The prevailing attitude from the councilmen can be summed up simply: “We know better.” Given the option of creating a document by the council (one councilman, in this case) or a citizens committee, why would this council willingly relinquish absolute control of the process?
Third, the councilmen are just plain lazy. It’s easier to simply cut and paste from other documents and cobble together vague, generic language than to start from scratch and actually build something original and meaningful. The latter approach requires actually engaging and listening to the people you were elected to serve. It also requires patience, vigilance and significant research.
You wouldn’t prepare your doctoral thesis using only Wikipedia, would you?
Again, if using a committee is an acceptable and effective approach for addressing such an important issue like homelessness, then why wouldn’t the council employ one for the charter?
The bottom line is that process matters. If this charter is really about seizing “local control,” as the proponents like to claim, then how about putting the locals in control of the process? After all, this is the people’s charter, not the council’s.
Employing a charter committee would have instilled faith in the process. It also would have supported the council’s presumed efforts to make the city’s business more transparent. Transparency in government is useless, however, if you can’t participate in a meaningful way in the process.
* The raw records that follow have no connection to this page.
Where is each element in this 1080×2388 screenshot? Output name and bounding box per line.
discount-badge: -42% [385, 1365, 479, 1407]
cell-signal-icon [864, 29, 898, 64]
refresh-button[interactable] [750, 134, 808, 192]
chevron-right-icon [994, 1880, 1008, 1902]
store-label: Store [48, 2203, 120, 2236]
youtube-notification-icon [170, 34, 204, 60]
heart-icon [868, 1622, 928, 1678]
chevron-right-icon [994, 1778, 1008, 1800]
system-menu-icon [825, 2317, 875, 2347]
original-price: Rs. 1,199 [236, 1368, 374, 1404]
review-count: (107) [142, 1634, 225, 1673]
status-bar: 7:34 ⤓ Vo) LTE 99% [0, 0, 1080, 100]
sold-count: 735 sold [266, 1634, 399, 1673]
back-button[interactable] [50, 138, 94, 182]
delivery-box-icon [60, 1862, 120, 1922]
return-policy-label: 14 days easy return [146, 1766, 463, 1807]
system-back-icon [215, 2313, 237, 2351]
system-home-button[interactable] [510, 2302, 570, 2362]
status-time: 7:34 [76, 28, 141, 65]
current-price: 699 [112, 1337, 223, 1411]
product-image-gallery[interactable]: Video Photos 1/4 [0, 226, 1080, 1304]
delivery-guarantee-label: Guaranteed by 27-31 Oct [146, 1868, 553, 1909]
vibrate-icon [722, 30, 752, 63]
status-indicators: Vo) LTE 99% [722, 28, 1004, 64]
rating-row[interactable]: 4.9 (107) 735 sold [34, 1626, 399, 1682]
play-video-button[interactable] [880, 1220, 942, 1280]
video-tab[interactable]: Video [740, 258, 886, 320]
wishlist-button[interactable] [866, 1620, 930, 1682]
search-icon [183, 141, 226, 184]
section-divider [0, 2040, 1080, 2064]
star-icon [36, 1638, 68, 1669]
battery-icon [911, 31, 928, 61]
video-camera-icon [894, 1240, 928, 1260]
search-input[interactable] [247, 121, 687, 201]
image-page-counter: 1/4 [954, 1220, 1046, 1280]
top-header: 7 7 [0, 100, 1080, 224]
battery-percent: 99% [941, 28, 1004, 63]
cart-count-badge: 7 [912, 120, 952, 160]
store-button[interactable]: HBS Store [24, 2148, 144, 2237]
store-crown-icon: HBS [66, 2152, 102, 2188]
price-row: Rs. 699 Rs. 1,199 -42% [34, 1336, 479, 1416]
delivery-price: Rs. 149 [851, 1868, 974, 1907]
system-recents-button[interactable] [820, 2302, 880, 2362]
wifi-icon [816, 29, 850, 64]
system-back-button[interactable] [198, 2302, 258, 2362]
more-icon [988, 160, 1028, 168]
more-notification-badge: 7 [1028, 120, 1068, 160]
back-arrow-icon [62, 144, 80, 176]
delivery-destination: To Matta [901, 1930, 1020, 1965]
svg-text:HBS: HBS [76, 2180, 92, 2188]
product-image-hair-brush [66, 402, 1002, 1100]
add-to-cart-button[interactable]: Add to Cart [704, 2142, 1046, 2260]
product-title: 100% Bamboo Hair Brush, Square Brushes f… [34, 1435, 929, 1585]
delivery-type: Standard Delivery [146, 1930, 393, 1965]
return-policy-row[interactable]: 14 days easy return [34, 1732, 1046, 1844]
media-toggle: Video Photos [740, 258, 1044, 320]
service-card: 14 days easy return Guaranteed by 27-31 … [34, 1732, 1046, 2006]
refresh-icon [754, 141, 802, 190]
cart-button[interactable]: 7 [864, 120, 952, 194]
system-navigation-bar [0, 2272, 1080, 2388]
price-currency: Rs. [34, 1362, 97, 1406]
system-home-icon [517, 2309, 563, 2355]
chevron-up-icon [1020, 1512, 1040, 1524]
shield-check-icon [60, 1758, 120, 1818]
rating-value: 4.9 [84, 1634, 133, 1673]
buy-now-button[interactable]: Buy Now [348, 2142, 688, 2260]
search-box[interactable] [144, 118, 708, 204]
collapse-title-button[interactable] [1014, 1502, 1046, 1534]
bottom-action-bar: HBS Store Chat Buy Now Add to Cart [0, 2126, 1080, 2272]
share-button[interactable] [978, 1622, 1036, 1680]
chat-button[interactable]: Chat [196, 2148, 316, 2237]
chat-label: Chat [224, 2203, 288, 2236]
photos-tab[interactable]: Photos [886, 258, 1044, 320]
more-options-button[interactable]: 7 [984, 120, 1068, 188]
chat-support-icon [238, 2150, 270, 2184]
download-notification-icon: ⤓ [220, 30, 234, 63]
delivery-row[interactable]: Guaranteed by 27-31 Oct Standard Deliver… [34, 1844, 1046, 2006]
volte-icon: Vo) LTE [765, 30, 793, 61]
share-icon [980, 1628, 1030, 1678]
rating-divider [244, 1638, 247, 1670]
Conducting the bare minimum of public hearings required to put the charter on the ballot is insufficient.
As Mayor Pro Tem Jim Righeimer said at the July 10 council hearing on the charter, “It’s simply a matter of trust.”
What message is the council majority sending when it can’t even trust the community to help craft what is the city’s most important governing document?
I couldn’t agree more, Jim, ultimately it is about trust.
JEFFREY HARLAN is an urban planner who lives on the Eastside of Costa Mesa.